37. Dude Bro Party Massacre III
Directed by Tomm Jacobsen, Michael Rousselet & Jon Salmon
It's rare for me to get to watch this kind of movie the year it comes out, and now that I have done so, I want it to always happen. This is a late-night party movie if I've ever seen one. Campy and ridiculous from beginning to end, there is nothing "good" about this movie, but that doesn't stop me from enjoying the hell out of it. Watch it with friends. And beer. You'll thank me.
36. The Big Short
Directed by Adam McKay
One of the most terrifying movies I've ever seen about money. Though I can honestly say roughly 60% of this film flew over my head (financial talk is confusing), the remaining 40% was equal parts hilarious, captivating, and disturbing. One could call this movie out for being fear-mongering or sensationalism, but could that maybe just be the big banks talking? ...yeah, no, but that doesn't mean this movie wasn't really good.
35. Best Of Enemies
Directed by Robert Gordon & Morgan Neville
Focusing on the hate-hate relationship and debates between William Buckley Jr. and Gore Vidal that ultimately led to a change in television forever, this documentary is hilariously satisfying and an interesting look at the behind-the-scenes, legitimate hate between these two men. Somehow, knowing it wasn't all just an act makes it all the more fun.
34. It Follows
Directed by David Robert Mitchell
Though I wouldn't hail it as the masterpiece people seem to be making it out as, It Follows was a legitimately creepy horror movie with an interesting approach and a fantastic musical score. Though the symbolism here is, well, a little silly, this film creates an atmosphere of dread that sticks with you long after it is over. You won't look at strangers walking alone the same ever again.
Directed by Tom McCarthy
Another film I wouldn't be so quick to call a work of absolute genius, but another really good movie with strong performances, a good script, and a message that is sure to irritate catholics in all sorts of ways (which earns it bonus points, because that's funny to me). This is a very matter-of-fact type film. It doesn't sensationalize everything like a good deal of movies dealing with a subject like this might. And that's part of what makes it work so well. There is nothing about this movie that wasn't good.

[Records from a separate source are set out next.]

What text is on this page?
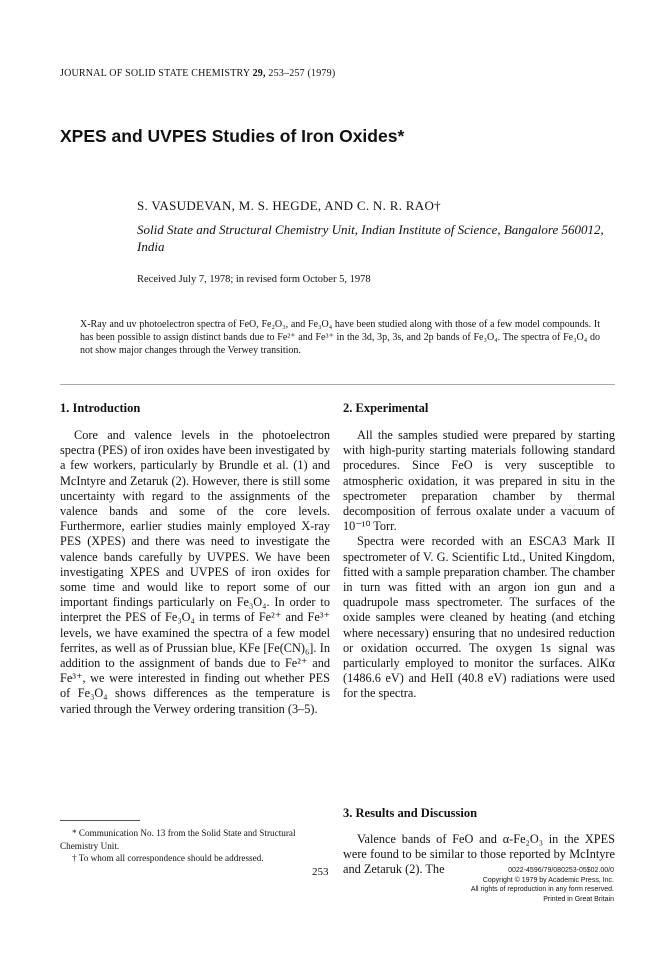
JOURNAL OF SOLID STATE CHEMISTRY 29, 253–257 (1979)
XPES and UVPES Studies of Iron Oxides*
S. VASUDEVAN, M. S. HEGDE, AND C. N. R. RAO†
Solid State and Structural Chemistry Unit, Indian Institute of Science, Bangalore 560012, India
Received July 7, 1978; in revised form October 5, 1978
X-Ray and uv photoelectron spectra of FeO, Fe₂O₃, and Fe₃O₄ have been studied along with those of a few model compounds. It has been possible to assign distinct bands due to Fe²⁺ and Fe³⁺ in the 3d, 3p, 3s, and 2p bands of Fe₃O₄. The spectra of Fe₃O₄ do not show major changes through the Verwey transition.
1. Introduction

Core and valence levels in the photoelectron spectra (PES) of iron oxides have been investigated by a few workers, particularly by Brundle et al. (1) and McIntyre and Zetaruk (2). However, there is still some uncertainty with regard to the assignments of the valence bands and some of the core levels. Furthermore, earlier studies mainly employed X-ray PES (XPES) and there was need to investigate the valence bands carefully by UVPES. We have been investigating XPES and UVPES of iron oxides for some time and would like to report some of our important findings particularly on Fe₃O₄. In order to interpret the PES of Fe₃O₄ in terms of Fe²⁺ and Fe³⁺ levels, we have examined the spectra of a few model ferrites, as well as of Prussian blue, KFe [Fe(CN)₆]. In addition to the assignment of bands due to Fe²⁺ and Fe³⁺, we were interested in finding out whether PES of Fe₃O₄ shows differences as the temperature is varied through the Verwey ordering transition (3–5).

2. Experimental

All the samples studied were prepared by starting with high-purity starting materials following standard procedures. Since FeO is very susceptible to atmospheric oxidation, it was prepared in situ in the spectrometer preparation chamber by thermal decomposition of ferrous oxalate under a vacuum of 10⁻¹⁰ Torr.

Spectra were recorded with an ESCA3 Mark II spectrometer of V. G. Scientific Ltd., United Kingdom, fitted with a sample preparation chamber. The chamber in turn was fitted with an argon ion gun and a quadrupole mass spectrometer. The surfaces of the oxide samples were cleaned by heating (and etching where necessary) ensuring that no undesired reduction or oxidation occurred. The oxygen 1s signal was particularly employed to monitor the surfaces. AlKα (1486.6 eV) and HeII (40.8 eV) radiations were used for the spectra.

3. Results and Discussion

Valence bands of FeO and α-Fe₂O₃ in the XPES were found to be similar to those reported by McIntyre and Zetaruk (2). The

* Communication No. 13 from the Solid State and Structural Chemistry Unit.
† To whom all correspondence should be addressed.
253	0022-4596/79/080253-05$02.00/0
Copyright © 1979 by Academic Press, Inc.
All rights of reproduction in any form reserved.
Printed in Great Britain
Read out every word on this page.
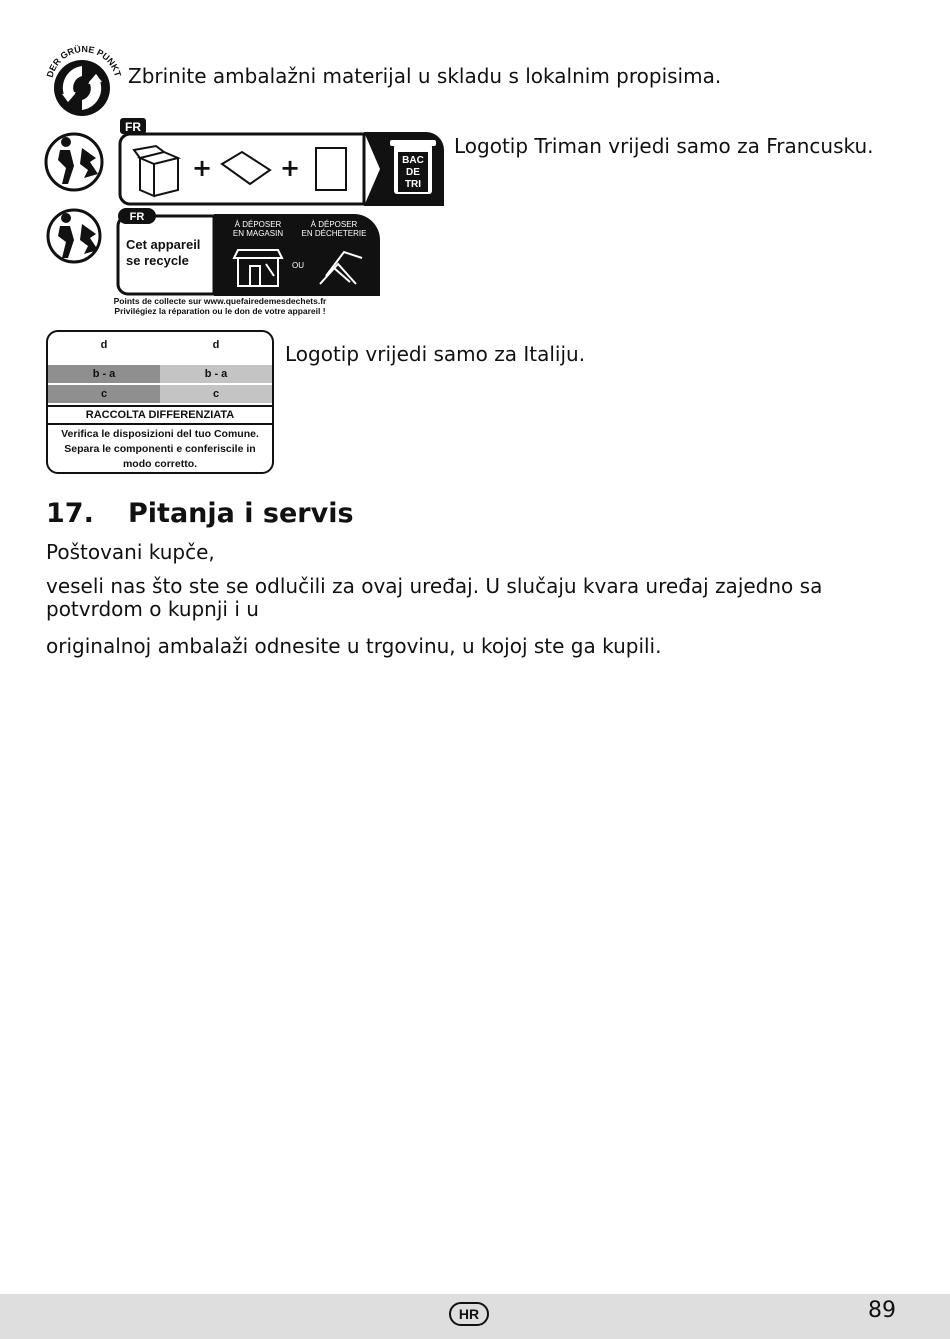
DER GRÜNE PUNKT Zbrinite ambalažni materijal u skladu s lokalnim propisima.
FR
+	+	BAC
DE
TRI
Logotip Triman vrijedi samo za Francusku.
FR
Cet appareil
se recycle
À DÉPOSER
EN MAGASIN
À DÉPOSER
EN DÉCHETERIE
OU
Points de collecte sur www.quefairedemesdechets.fr
Privilégiez la réparation ou le don de votre appareil !
d	d
b - a	b - a
c	c
RACCOLTA DIFFERENZIATA
Verifica le disposizioni del tuo Comune.
Separa le componenti e conferiscile in
modo corretto.
Logotip vrijedi samo za Italiju.
17. Pitanja i servis
Poštovani kupče,
veseli nas što ste se odlučili za ovaj uređaj. U slučaju kvara uređaj zajedno sa potvrdom o kupnji i u
originalnoj ambalaži odnesite u trgovinu, u kojoj ste ga kupili.
HR	89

Directed by Paolo Sorrentino
One of the most breathtakingly beautiful films of the year, this movie could have easily made it into my top 10 had there been slight changes, but due to some weird inconsistencies and odd narrative choices, it just doesn't quite work for me. Which is a shame, because so much about this movie was basically perfect. Caine, Keitel, and Dano are all terrific, the cinematography is wonderful, the music is lovely, and there is just enough emotional depth here to get you misty-eyed. It's a real treat, but definitely is a little too Sorrentino-ey for its own good.
31. A Girl Walks Home Alone At Night
Directed by Ana Lily Amirpour
Another beautiful-looking film, this vampire romance drama bears a strong resemblance to Let The Right One In (much like Spring, which was featured in part 1 of my list), but doesn't ever seem like a rip-off at all. It's not a particularly creepy movie, and the performances are a little stiff, but that strange, dispassionate approach only helps add to the bizarre, otherworldly look and feel this film has going for it. One of the first movies I saw from 2015, and it was still one of the best.